La Nuova Messa ha, oggettivamente, una caratteristica anticristica, poiché essa ha ribaltato i rapporti che la vera religione ha stabilito tra l’uomo e Dio. Infatti, religione viene dal verbo latino “religare”, ossia unire due elementi: l’uomo a Dio. Ora, con la Nuova Messa non c’è più un soggetto finito e creato (l’uomo) che adora ed un Soggetto infinito e increato (Dio) che viene adorato. La religione unisce e collega la terra a Cielo, stabilendo tra di loro un commercio: il Verbo che s’abbassa e s’incarna e l’uomo che è redento, venendo innalzato per dono gratuito di Dio. Tuttavia, se il soggetto e l’oggetto (l’uomo e Dio) sono confusi a tutto discapito di Dio non sussiste più una vera religione che riunisce l’immanente al trascendente. Insomma, la Nuova Messa è il trionfo dell’immanentismo, del panteismo e la negazione della trascendenza di Dio e della religione cristiana.

Quest’antropocentrismo era già stato teorizzato da Nietzsche, con la dottrina del Superuomo; oggi con Noah Harari si chiama “Trans/umanesimo”. Ora, il superuomo è l’Anticristo. Perciò, il NOM ha portato la Cristianità a disarmarsi davanti all’avanzata dell’Anticristo e oggi rende l’umanità, sotto il dominio del “Nuovo Ordine Mondiale temporale”, prona e pronta ad accettare il Trans/umanesimo. Ancora una volta non si può non vedere il nesso intimo che lega la Nuova Messa al Nuovo Ordine Mondiale anticristico.

Ora, con la “Nuova Messa Montiniana” si costata che le forze occulte e specialmente i servizi segreti (soprattutto statunitensi) hanno operato alacremente per rivoluzionare il rito di Tradizione apostolica e cambiare così la mentalità dei Cattolici romani, rendendoli aperti al Liberalismo americanista.

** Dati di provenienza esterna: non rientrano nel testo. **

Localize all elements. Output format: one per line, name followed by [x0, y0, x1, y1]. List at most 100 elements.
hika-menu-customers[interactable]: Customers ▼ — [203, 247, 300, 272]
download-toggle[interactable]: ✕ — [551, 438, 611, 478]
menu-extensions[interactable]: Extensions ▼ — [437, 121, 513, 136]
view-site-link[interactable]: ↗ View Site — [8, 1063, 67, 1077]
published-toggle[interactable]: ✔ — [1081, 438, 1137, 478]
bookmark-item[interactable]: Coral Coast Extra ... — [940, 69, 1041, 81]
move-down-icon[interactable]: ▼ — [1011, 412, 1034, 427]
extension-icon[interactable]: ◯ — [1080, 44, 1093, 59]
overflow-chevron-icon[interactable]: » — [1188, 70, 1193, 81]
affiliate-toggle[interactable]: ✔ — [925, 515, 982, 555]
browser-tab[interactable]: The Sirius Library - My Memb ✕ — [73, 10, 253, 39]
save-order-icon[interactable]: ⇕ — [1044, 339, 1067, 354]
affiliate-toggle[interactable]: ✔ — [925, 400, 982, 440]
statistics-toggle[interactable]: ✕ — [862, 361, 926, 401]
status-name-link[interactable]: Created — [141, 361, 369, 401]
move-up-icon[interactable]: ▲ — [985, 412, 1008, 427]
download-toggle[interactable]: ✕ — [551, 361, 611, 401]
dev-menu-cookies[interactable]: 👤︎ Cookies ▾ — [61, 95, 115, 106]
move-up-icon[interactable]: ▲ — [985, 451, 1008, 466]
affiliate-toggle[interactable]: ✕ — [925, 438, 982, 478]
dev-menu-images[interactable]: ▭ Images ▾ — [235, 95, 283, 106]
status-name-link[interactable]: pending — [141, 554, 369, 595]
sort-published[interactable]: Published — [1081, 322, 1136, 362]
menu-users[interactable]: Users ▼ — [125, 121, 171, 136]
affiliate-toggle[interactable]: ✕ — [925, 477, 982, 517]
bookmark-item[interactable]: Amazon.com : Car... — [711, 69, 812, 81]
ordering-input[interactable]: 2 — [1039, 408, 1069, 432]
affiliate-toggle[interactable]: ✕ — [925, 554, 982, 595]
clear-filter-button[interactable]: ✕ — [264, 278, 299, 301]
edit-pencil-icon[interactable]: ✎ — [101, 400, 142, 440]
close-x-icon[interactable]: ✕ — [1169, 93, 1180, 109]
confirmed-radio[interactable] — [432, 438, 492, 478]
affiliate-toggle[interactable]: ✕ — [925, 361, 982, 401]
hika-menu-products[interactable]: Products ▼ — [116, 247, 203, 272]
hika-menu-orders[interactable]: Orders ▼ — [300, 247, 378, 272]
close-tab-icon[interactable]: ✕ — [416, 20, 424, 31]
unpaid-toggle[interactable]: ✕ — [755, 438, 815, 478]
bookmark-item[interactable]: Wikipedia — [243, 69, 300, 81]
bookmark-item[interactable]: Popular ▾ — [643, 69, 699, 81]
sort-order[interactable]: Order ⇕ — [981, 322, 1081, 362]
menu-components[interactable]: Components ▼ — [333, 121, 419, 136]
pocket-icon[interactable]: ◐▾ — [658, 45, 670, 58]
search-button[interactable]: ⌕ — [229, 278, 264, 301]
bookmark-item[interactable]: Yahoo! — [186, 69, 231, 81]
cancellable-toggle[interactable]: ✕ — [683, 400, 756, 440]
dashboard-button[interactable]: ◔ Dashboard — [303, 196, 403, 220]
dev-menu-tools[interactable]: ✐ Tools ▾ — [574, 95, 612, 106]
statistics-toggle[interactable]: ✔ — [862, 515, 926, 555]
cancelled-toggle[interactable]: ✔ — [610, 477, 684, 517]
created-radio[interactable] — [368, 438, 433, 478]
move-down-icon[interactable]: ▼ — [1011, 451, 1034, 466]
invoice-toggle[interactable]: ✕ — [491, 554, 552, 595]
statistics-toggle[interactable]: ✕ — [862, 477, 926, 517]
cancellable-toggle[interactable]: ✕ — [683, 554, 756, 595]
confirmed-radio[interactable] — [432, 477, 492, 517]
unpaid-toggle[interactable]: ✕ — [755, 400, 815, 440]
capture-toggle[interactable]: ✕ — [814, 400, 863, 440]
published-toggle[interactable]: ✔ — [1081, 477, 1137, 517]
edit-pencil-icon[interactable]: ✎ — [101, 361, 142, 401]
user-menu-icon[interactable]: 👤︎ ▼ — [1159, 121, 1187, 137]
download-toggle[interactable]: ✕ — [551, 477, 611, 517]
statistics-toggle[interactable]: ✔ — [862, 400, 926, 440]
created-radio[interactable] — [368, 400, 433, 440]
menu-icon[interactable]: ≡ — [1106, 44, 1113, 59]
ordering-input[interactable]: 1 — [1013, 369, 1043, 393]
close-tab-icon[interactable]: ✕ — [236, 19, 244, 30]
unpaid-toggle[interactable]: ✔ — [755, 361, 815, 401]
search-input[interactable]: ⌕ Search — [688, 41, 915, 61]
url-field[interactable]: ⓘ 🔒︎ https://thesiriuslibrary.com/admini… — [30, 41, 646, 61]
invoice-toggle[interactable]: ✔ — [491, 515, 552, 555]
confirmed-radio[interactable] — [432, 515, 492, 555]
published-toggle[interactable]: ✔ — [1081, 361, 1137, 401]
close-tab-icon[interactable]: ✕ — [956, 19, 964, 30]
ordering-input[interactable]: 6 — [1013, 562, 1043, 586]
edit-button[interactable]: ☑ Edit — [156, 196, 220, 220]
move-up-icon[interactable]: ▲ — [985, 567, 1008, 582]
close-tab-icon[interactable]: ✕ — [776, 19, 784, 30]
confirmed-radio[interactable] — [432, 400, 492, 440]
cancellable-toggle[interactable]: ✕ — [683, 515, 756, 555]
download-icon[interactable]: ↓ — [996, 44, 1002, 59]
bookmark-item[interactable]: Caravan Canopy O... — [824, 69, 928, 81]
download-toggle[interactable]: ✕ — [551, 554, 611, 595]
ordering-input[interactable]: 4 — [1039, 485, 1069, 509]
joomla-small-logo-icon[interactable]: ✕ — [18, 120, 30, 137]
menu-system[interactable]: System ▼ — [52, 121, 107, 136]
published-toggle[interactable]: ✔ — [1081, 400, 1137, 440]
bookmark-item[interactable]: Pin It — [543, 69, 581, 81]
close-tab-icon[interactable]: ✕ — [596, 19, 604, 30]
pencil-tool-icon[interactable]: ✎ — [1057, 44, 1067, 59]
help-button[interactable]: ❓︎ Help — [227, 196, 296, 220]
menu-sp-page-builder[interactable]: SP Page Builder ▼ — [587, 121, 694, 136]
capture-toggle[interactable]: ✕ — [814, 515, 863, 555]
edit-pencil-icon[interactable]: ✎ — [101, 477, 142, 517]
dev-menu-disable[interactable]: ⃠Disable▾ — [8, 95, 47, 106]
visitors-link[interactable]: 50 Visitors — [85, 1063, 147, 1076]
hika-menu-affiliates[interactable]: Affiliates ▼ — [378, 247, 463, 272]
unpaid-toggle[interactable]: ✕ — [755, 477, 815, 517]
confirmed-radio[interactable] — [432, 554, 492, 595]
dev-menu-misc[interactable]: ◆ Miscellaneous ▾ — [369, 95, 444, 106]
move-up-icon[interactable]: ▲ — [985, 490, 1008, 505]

Per ottenere questo cedimento arrendevole dei Cattolici alla Modernità idealistico/illuminista, le forze occulte che manovrano il mondo, si sono servite dell’aggiornamento dogmatico conciliare.

Questo, però, non avrebbe prodotto un radicale cambiamento di mentalità e di costumi, se non fosse stato calato in pratica con una riforma liturgica, che è il dogma pregato.

È stata questa a far praticare e vivere lo spirito dei Decreti conciliari, che altrimenti sarebbero restati appannaggio di una piccola élite d’intellettualoidi. Invece, con la Messa beat prima (1965/66) e la Messa Montiniana poi (1969) la rivoluzione dogmatica è penetrata anche nelle menti e nei cuori dei semplici fedeli Cattolici, i quali sono stati indotti a vivere lo “spirito” e la “lettera” del Concilio. Insomma, la Nuova Messa è il Concilio vissuto e praticato da tutti.

d. Curzio Nitoglia



[1] La Liturgia è “la Fede pregata”, secondo l’adagio: “Lex orandi, lex credendi”; insomma, si prega come si crede; perciò, se io prego in maniera equivocamente luterana, significa che la mia “fede” è equivoca e filo/luterana.

[2] Cfr. Brunero Gherardini, Concilio Ecumenico Vaticano II. Un discorso da fare, Frigento, Casa Mariana Editrice, 2009; Tradidi quod et accepi. La Tradizione, vita e giovinezza della Chiesa, Frigento, Casa Mariana Editrice, 2010; Concilio Vaticano II. Il discorso mancato, Torino, Lindau, 2011; Quaecumque dixero vobis. Parola di Dio e Tradizione a confronto con la storia e la teologia, Torino, Lindau, 2011; La Cattolica. Lineamenti d’ecclesiologia agostiniana, Torino, Lindau, 2011.